Google scanned .txt files!

Forum Moderators: Robert Charlton & goodroi

Message Too Old, No Replies

Google scanned .txt files!

How to avoid undesired scannings

specter

6:15 pm on Aug 1, 2007 (gmt 0)

Hello,

Google began to scan some text files in a subdirectory of my site.Is this normal?

Besides, how to prevent undesired scannings?

Say that I have some subdirectories I don't want Google visits, how could I get this?

Thanks!

tedster

9:05 pm on Aug 1, 2007 (gmt 0)

Use robots.txt to block directories and files you don't want spidered.
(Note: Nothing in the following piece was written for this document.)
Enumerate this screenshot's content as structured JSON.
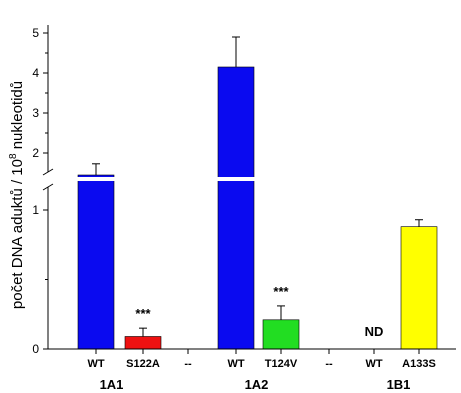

Then, if those files were already indexed, you can request their removal through Google's url removal tool.

londrum

9:19 pm on Aug 1, 2007 (gmt 0)

stick this in your robots.txt, and it will stop googlebot spidering all pages with a .txt extension

User-agent: *
Disallow: /*.txt*$

it doesn't work for all bots though. but googlebot understands it.

specter

9:58 pm on Aug 1, 2007 (gmt 0)

Thanks for your useful replies!

netmeg

12:26 am on Aug 2, 2007 (gmt 0)

I discovered this happening a few years ago, and got around the problem by using other file extensions, like .lst or .meg or whatever.

vincevincevince

12:35 am on Aug 2, 2007 (gmt 0)

I discovered this happening a few years ago, and got around the problem by using other file extensions, like .lst or .meg or whatever.

That won't work. Do a search for 'filetype:lst' or 'filetype:meg' and you'll see plenty such files indexed.

The fact is that Google will try to put anything textual in finds into the index, so a robots.txt file or a server-side deny is the only way to stop this.